Помнится, в журнале Русская речь - с гордостью писали =у нас щас не то, что при проклятом царизме - не челобитная, а за-яв-ле-ни-еееее!!! (и радости полные штаны), гордый совецкий человек гордо за-яв-ля-ет!...
Однако, как мы все знаем, второе слово в этом самом Заявлении (какое? правильно) -- ПРОШУ.
"Даааа....раньше и солнце ярче , и реки глубже и еда вкуснее, особенно когда ее ешь реже."
Цитата --
Разумеется, мы тогда не знали, что главные лица в нашем государстве Ленин и Троцкий были евреями. Об этом не знали и наши родители. Мне думается, о существовании этого племени немногие знали и в нашей деревне, – по крайней мере, слова «еврей» я от них не слышал. И уж, конечно, вряд ли кто в деревне, где насчитывалось сорок дворов и триста жителей, знал авторов реформ, которые нам навязывали крикливые уполномоченные в кожаных куртках и с наганами в руках. Помню, как они налетели на деревню и по домам заметалось слово «коммуна».
Человек десять зашли и к нам. Расселись за столом под иконами и стали что-то говорить. Мы, младшая поросль семьи, лежали на полатях и, свесив головы, смотрели и слушали. Не помню, что говорили незваные гости, но хорошо помню, как страшно, не по-человечьи, выла мать и как она потом упала на пол, билась головой, кричала: «Не отдам корову, не дам свинок и овец!…»
Нам оставляли одних кур, а всю остальную живность и муку от прошлого урожая приказали отдать на общий двор, где будет хозяйство коммуны.
Ну и естественно, эта политика большевиков немедленно привела к массовому голоду с миллионами жертв - первому массовому голоду имени Ленина-Троцкого.

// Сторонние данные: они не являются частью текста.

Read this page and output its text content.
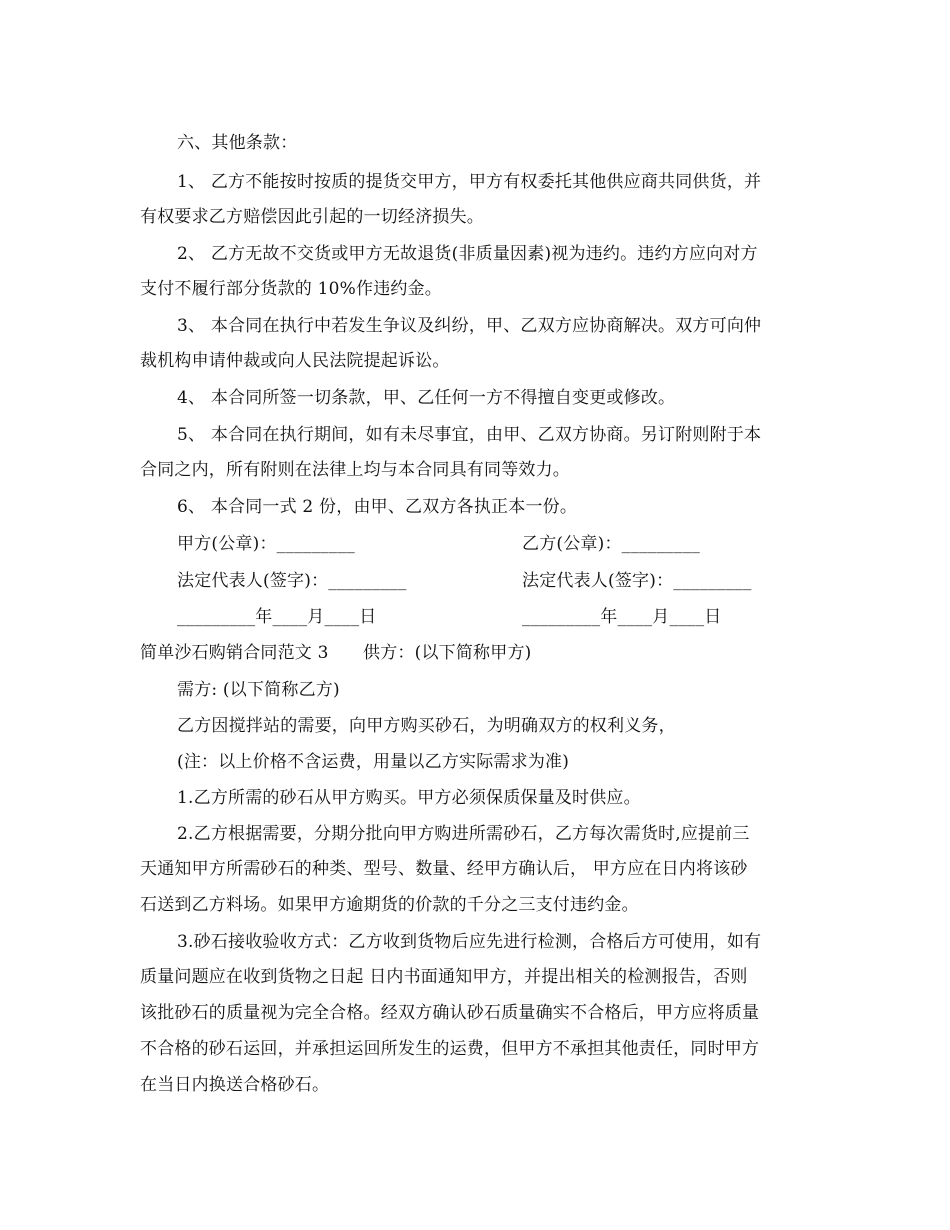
六、其他条款：
1、 乙方不能按时按质的提货交甲方，甲方有权委托其他供应商共同供货，并
有权要求乙方赔偿因此引起的一切经济损失。
2、 乙方无故不交货或甲方无故退货(非质量因素)视为违约。违约方应向对方
支付不履行部分货款的 10%作违约金。
3、 本合同在执行中若发生争议及纠纷，甲、乙双方应协商解决。双方可向仲
裁机构申请仲裁或向人民法院提起诉讼。
4、 本合同所签一切条款，甲、乙任何一方不得擅自变更或修改。
5、 本合同在执行期间，如有未尽事宜，由甲、乙双方协商。另订附则附于本
合同之内，所有附则在法律上均与本合同具有同等效力。
6、 本合同一式 2 份，由甲、乙双方各执正本一份。
甲方(公章)：_________	乙方(公章)：_________
法定代表人(签字)：_________	法定代表人(签字)：_________
_________年____月____日	_________年____月____日
简单沙石购销合同范文 3　　供方：(以下简称甲方)
需方: (以下简称乙方)
乙方因搅拌站的需要，向甲方购买砂石，为明确双方的权利义务，
(注：以上价格不含运费，用量以乙方实际需求为准)
1.乙方所需的砂石从甲方购买。甲方必须保质保量及时供应。
2.乙方根据需要，分期分批向甲方购进所需砂石，乙方每次需货时,应提前三
天通知甲方所需砂石的种类、型号、数量、经甲方确认后， 甲方应在日内将该砂
石送到乙方料场。如果甲方逾期货的价款的千分之三支付违约金。
3.砂石接收验收方式：乙方收到货物后应先进行检测，合格后方可使用，如有
质量问题应在收到货物之日起 日内书面通知甲方，并提出相关的检测报告，否则
该批砂石的质量视为完全合格。经双方确认砂石质量确实不合格后，甲方应将质量
不合格的砂石运回，并承担运回所发生的运费，但甲方不承担其他责任，同时甲方
在当日内换送合格砂石。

Большевизм сразу же показал свое подлинное лицо - и это оказалось лицо Голода и Смерти:
Скотину нашу свели на общий двор, продукты отобрали, и мы стали питаться из общего котла, в котором варили кашу. Нам, детям, было даже интересно бегать к котлу с чашкой и обедать на глазах у всей деревни, но вот однажды кашу нам не сварили, и колокол, объявлявший весть «Иди есть», тревожно и таинственно замолчал. Отец пришел с улицы и объявил, что продукты в коммуне кончились, обедов не будет. И в сердцах заключил: «Все разворовали, гады!» Мать снова ударилась в слезы и снова страшно не по-людски выла.
Коммуна просуществовала с весны и до августа, мы еще чем-то питались, но теперь уже все чаще слышали слово: «Голод».
Из книги "Оккупация", автор Иван Владимирович Дроздов, ветеран Отеч. войны, кавалер пяти боевых орденов.